Is Karl's "honeymoon period" lasting? That's the big question. At the hospital, the doctors claimed that his pancreas' ability to produce insulin was a write-off, and it would vanish soon, in a matter of weeks or months (it's been four months now). This would reveal itself through degraded blood-glucose control and increased insulin requirements. Before this week's doctor's visit, I printed out the trend graphs from Karl's Bayer Contour USB blood-glucose meter, and noticed that his blood-sugar was under slightly better control during the most recent 30 days than it was during the previous 30 days, and his insulin requirements are about the same. That's good!

He might have been doing a little better before that, but it's a little unclear because we didn't start taking after-meal blood-sugar readings in the early weeks, so this revealing piece of the puzzle is largely missing. On the whole, it looks like he's holding steady.
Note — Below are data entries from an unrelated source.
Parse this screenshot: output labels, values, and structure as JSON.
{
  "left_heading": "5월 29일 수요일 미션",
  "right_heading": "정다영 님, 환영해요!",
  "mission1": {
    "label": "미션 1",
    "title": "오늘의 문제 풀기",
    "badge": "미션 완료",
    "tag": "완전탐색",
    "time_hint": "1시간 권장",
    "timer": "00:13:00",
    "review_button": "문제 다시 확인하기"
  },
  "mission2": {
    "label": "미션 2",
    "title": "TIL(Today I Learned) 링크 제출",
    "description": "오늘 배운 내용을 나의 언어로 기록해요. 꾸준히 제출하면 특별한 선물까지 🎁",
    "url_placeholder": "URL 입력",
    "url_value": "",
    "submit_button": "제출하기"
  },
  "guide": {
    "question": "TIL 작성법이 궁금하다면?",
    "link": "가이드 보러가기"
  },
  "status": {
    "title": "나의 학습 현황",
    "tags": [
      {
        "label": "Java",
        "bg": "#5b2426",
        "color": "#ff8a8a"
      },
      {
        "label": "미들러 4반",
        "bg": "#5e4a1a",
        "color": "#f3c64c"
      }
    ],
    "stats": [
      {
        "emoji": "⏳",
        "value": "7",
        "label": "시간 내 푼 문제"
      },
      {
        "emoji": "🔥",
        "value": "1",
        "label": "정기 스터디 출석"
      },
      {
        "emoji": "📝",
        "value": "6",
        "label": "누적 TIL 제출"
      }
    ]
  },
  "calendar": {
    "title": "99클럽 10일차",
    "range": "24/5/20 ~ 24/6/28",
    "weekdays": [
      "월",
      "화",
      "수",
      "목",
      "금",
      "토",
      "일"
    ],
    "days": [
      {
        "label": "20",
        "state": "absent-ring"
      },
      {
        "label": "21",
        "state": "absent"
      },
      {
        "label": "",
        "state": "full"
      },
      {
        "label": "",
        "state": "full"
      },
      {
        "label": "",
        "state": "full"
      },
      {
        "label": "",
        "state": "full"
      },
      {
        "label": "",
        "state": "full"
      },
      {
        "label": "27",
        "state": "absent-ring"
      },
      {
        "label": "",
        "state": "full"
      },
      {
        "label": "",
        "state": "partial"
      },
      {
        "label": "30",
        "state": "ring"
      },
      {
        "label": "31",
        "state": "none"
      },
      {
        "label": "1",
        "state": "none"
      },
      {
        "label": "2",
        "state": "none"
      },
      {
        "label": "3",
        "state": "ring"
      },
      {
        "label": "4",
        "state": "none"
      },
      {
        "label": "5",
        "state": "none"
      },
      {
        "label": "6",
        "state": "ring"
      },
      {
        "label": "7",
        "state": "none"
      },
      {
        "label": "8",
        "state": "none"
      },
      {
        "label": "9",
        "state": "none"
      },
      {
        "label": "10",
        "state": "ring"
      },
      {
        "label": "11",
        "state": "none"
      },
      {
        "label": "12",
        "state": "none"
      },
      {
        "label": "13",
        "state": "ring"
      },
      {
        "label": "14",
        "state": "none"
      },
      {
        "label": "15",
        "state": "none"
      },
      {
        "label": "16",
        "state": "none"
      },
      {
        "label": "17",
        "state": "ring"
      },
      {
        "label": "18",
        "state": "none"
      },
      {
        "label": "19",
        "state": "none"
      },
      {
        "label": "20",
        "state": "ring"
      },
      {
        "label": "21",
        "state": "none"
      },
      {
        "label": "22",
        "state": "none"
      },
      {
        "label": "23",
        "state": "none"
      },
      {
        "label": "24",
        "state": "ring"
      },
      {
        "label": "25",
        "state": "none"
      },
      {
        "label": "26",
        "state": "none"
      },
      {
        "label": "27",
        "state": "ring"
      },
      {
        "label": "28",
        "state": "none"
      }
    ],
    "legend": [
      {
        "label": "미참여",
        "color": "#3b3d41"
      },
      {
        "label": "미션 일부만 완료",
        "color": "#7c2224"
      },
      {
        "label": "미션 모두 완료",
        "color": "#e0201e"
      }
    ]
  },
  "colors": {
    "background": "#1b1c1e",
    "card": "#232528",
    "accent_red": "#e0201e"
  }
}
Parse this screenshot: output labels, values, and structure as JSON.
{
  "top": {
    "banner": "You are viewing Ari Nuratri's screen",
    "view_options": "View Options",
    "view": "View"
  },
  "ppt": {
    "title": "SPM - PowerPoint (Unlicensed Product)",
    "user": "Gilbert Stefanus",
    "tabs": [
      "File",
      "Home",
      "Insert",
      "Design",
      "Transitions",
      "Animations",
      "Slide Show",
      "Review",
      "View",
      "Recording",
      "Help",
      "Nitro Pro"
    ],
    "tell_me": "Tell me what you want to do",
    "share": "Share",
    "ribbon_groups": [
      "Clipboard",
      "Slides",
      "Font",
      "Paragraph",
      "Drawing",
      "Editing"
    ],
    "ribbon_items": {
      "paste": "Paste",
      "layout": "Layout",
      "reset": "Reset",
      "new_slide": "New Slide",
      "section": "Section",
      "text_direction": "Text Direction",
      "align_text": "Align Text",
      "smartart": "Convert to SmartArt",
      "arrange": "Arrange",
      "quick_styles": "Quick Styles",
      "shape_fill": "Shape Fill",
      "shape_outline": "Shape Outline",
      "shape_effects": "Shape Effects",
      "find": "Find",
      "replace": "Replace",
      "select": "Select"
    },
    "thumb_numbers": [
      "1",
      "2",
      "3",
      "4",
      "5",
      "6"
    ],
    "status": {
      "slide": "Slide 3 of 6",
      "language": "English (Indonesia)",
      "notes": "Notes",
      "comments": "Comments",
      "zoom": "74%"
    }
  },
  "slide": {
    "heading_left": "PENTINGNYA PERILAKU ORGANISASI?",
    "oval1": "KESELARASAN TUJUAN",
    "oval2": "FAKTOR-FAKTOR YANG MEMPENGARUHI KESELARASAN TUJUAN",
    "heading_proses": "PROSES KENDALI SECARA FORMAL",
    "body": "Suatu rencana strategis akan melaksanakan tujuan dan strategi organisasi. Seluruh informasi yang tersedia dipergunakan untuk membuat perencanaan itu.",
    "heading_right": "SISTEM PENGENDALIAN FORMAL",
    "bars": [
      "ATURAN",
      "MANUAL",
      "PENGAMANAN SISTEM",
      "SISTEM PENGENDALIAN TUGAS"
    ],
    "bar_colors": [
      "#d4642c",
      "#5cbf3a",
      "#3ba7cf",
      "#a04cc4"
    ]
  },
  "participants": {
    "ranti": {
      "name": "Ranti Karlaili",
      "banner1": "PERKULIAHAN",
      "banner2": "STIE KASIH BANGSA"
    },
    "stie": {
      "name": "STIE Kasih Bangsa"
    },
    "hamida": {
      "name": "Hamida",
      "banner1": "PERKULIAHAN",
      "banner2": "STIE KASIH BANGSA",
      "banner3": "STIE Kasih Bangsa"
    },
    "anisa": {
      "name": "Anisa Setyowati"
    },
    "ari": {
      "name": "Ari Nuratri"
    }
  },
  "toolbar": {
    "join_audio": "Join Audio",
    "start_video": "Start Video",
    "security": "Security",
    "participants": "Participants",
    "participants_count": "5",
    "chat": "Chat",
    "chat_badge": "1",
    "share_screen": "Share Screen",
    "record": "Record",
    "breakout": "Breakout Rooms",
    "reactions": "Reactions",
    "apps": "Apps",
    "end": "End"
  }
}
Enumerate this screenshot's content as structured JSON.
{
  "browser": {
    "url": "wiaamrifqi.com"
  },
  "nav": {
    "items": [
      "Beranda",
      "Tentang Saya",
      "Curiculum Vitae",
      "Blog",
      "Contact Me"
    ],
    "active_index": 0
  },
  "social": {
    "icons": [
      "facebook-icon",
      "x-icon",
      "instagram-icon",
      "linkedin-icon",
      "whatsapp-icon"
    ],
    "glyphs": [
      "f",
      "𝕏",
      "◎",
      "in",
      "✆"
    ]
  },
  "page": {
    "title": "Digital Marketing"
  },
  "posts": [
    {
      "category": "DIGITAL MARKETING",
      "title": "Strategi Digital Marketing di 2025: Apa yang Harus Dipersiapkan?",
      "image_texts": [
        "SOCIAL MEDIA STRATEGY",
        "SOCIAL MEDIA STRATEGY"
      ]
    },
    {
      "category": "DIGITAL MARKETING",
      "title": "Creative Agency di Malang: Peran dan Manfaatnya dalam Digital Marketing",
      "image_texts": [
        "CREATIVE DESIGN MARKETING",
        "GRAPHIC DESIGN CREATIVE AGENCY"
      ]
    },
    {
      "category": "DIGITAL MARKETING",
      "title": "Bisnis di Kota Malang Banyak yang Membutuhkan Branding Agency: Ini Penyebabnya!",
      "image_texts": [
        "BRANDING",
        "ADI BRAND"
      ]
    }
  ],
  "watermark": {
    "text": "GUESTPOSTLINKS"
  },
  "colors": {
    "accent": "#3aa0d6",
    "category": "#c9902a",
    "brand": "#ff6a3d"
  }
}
This is good, because, for example, if he comes home from school with a blood sugar of 140, it will be down to a more normal 80-90 by dinnertime without corrective insulin. While we want to keep the load on his pancreas down to a minimum, we're glad it's there to fill in the gaps!

We have been adjusting Karl's insulin dosage on our own, which seems to be standard practice these days. The first several times we did it, we bounced it off someone on our diabetes support team, but since they always agreed with us, we kinda stopped. It's always a matter of tweaking doses up or down by half a unit and keeping a watchful eye on happens, and Karl eats the same meals over and over, so this is not rocket science! What works and what doesn't is revealed quickly.